Feb. 20th, 2011

akashiver: (People who read too much!)

I blog a lot about movies, but rarely about books. Go figure.

On the SF front, I recently read N.K. Jemisin's The Hundred Thousand Kingdoms and really enjoyed it. The opening? Brilliant! The narrator's fragmented voice? Superb. This is the sort of literary styling that's hard to do, but Jemisin makes it look easy. She probably rides to work on a unicycle juggling fireballs.

Currently I'm working my way through Gaiman and Sarrantonio's Stories: All-New Tales, the premise of which seems to be, "lets get a bunch of literary types and fantasy types together and ask them to write page-turning fiction that's outside their comfort zone." So far the standouts are Roddy Doyle's "Blood," Michaewl Swanwick's "Goblin Lake," and Carolyn Parkhurst's "Unwell."

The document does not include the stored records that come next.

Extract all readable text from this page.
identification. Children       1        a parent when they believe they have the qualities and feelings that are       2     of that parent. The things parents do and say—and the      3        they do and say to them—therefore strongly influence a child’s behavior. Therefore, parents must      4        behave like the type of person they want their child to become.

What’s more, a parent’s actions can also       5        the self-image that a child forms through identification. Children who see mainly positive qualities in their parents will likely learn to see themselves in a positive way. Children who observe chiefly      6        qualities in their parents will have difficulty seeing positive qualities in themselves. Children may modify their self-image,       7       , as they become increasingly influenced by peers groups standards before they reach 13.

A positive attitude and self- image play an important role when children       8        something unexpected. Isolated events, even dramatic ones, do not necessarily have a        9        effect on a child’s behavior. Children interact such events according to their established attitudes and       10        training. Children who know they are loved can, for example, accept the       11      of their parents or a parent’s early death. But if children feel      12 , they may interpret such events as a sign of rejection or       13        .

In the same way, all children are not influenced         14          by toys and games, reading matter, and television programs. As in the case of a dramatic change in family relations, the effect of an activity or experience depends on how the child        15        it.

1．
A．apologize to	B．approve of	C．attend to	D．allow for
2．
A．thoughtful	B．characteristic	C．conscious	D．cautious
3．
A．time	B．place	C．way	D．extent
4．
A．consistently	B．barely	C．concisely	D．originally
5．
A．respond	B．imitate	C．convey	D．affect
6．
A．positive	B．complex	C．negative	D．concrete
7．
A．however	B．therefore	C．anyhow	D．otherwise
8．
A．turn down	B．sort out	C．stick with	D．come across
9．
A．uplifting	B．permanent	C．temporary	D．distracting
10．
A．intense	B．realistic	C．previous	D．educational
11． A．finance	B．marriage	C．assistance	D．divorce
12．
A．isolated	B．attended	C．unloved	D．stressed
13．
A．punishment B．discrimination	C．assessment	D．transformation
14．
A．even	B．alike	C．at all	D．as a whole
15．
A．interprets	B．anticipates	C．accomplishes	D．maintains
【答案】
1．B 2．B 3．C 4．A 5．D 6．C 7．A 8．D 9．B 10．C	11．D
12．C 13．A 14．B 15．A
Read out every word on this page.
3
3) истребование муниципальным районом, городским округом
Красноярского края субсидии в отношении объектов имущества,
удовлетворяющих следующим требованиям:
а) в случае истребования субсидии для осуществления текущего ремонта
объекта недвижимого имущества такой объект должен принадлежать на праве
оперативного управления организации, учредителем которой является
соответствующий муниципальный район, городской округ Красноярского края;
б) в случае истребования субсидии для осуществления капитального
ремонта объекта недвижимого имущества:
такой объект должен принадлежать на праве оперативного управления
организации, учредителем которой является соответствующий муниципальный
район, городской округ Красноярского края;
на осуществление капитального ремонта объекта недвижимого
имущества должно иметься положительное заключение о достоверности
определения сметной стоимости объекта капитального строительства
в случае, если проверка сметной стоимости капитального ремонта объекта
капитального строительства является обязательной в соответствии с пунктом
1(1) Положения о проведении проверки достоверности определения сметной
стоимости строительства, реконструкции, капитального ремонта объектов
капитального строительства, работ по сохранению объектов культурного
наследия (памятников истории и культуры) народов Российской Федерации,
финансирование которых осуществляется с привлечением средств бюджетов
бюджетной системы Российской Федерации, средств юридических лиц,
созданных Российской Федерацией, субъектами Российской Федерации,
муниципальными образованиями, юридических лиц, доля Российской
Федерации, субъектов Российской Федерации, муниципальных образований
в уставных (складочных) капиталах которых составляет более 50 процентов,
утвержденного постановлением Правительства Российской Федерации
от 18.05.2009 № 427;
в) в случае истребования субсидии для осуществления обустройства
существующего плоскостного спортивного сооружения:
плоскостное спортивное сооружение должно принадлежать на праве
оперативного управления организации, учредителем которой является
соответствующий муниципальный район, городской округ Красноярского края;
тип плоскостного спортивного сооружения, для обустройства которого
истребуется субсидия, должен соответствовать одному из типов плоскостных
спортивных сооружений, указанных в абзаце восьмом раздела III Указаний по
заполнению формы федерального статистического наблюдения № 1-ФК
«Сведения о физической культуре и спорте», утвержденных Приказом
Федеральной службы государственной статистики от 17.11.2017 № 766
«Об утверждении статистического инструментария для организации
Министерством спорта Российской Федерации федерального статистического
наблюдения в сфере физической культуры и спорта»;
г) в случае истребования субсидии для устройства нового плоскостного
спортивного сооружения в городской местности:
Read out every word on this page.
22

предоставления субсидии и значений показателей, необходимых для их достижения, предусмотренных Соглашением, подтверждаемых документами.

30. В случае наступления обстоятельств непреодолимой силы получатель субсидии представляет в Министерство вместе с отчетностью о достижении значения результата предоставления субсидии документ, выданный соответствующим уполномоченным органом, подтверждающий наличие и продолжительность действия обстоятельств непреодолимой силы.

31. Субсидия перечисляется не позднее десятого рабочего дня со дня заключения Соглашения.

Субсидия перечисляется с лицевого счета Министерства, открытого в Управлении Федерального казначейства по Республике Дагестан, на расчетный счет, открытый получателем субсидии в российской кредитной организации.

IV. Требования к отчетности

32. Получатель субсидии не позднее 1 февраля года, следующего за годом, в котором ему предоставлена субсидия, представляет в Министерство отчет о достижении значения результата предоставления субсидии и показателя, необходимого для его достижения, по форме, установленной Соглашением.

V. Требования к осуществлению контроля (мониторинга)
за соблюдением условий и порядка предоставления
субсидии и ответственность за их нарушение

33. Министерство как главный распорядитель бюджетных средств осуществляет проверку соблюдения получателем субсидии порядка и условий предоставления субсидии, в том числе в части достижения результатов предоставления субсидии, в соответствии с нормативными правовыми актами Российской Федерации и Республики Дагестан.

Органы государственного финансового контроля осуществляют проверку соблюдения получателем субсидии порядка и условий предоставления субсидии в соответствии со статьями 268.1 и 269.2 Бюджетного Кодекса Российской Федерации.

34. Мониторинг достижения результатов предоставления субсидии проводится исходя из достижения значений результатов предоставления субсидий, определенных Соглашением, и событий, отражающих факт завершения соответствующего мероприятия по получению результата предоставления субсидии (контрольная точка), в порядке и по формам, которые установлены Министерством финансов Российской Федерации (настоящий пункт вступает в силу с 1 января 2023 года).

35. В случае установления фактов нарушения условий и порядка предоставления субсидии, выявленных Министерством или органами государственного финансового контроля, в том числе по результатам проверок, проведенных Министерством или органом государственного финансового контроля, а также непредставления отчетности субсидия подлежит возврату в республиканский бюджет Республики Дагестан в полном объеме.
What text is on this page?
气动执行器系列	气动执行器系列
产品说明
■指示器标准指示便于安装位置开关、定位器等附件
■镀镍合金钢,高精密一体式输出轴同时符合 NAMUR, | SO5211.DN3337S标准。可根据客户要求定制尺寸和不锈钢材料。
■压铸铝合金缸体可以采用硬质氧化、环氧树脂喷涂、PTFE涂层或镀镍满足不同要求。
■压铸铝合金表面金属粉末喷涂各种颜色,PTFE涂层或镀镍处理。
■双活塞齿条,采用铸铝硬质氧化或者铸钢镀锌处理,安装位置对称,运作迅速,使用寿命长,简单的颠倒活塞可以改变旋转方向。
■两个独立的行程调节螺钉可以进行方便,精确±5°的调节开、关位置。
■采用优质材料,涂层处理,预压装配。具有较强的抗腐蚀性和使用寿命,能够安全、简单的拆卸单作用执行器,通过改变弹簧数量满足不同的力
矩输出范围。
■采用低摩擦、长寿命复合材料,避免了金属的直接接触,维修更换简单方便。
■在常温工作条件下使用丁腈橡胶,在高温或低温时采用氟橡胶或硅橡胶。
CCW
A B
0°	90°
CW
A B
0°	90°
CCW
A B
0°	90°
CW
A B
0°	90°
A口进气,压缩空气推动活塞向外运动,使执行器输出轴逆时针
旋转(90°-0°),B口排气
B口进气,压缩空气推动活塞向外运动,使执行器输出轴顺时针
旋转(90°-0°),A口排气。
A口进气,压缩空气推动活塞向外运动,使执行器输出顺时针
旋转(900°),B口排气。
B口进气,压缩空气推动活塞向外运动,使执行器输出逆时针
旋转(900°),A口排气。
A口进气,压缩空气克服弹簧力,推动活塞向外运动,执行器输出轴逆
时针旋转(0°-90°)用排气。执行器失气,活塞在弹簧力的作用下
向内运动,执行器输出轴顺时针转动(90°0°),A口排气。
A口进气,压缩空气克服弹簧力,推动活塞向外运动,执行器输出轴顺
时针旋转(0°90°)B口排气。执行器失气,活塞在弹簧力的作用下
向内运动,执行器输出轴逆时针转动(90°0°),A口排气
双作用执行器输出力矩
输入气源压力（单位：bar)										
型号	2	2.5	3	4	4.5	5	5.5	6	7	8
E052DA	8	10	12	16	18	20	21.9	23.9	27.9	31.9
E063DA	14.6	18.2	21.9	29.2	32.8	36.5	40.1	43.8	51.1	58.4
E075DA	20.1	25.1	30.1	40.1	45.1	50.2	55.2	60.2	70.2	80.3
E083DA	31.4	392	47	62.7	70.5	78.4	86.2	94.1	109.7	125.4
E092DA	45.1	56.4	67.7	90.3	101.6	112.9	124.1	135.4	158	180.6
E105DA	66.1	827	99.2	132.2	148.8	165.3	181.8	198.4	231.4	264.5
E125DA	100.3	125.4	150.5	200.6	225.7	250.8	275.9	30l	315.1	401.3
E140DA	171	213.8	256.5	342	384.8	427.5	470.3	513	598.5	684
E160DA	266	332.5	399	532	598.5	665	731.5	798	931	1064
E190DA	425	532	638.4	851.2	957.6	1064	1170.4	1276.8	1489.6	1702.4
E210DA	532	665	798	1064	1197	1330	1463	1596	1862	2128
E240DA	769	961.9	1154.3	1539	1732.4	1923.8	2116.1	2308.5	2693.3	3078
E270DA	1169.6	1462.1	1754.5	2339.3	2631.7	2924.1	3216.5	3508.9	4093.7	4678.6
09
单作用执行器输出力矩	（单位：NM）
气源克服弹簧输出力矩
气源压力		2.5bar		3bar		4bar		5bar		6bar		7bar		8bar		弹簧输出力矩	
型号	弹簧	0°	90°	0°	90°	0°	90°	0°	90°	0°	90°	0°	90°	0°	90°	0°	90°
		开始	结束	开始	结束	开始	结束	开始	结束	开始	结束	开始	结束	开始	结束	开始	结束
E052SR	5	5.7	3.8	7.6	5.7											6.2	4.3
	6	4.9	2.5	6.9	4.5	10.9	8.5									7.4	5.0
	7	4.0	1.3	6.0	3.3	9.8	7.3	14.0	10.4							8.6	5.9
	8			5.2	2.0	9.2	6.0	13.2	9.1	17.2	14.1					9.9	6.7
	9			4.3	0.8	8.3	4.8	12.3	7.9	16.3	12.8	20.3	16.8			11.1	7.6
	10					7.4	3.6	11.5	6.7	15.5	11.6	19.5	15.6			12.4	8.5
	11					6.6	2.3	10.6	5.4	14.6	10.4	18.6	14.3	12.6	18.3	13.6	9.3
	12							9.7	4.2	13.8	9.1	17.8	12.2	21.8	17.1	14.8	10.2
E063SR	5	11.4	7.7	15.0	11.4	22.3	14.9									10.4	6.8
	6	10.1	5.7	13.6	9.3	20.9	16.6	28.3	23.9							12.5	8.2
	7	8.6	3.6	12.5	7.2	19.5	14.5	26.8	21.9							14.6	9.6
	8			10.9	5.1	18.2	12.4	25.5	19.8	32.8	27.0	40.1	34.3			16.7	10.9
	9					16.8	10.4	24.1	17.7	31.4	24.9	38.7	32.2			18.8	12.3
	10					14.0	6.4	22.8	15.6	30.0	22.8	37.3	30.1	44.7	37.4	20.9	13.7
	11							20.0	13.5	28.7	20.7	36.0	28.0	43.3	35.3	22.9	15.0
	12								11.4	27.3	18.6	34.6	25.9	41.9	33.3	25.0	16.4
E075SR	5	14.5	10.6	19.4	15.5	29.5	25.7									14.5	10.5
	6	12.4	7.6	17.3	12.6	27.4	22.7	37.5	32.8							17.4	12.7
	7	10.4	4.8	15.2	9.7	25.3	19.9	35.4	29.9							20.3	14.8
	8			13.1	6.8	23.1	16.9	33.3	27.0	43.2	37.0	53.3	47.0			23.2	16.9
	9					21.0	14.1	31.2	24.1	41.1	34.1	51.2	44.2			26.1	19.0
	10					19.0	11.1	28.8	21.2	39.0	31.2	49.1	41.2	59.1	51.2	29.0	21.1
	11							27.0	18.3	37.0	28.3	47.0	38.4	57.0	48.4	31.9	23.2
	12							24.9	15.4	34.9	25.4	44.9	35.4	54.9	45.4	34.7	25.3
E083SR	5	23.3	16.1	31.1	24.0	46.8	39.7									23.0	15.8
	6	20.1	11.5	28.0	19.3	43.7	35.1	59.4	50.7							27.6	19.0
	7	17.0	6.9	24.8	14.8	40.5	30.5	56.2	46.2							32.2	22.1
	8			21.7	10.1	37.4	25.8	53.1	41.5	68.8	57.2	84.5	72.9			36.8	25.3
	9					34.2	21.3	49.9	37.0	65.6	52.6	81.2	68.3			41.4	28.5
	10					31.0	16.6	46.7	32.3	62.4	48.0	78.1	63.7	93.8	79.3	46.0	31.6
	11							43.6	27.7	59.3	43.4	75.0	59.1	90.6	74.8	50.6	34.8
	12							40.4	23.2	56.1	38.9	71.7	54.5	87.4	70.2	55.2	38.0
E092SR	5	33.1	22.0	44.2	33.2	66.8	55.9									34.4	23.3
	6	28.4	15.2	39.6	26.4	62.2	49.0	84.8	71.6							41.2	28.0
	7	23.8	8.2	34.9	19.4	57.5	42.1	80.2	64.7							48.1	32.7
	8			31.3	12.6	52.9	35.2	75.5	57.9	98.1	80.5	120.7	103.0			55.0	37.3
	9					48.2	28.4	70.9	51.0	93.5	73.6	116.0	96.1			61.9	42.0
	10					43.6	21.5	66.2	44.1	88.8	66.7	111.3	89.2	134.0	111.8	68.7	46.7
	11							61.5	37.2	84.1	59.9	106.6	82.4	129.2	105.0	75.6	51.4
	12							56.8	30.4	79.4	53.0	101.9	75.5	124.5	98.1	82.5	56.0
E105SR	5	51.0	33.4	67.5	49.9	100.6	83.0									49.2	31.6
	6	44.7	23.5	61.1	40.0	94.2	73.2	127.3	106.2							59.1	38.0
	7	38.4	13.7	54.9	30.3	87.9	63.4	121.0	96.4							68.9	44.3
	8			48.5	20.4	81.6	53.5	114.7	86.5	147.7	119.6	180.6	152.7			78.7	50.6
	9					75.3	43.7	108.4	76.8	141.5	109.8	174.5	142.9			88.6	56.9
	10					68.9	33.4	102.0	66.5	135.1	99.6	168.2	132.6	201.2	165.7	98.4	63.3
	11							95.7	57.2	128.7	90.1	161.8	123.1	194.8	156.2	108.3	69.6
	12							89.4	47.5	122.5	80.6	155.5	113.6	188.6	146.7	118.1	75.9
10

Speaking of short story collections, I just finished There Once Was a Woman Who Tried to Kill Her Neighbour's Baby, the World-fantasy-award winning collection of translated tales from Russian author and playwright Petrushevskaya. The stories are weird and unsettling in what I presume is a distinctively Soviet way. I find them hard to describe. I think my favourite was "A Mother's Farewell."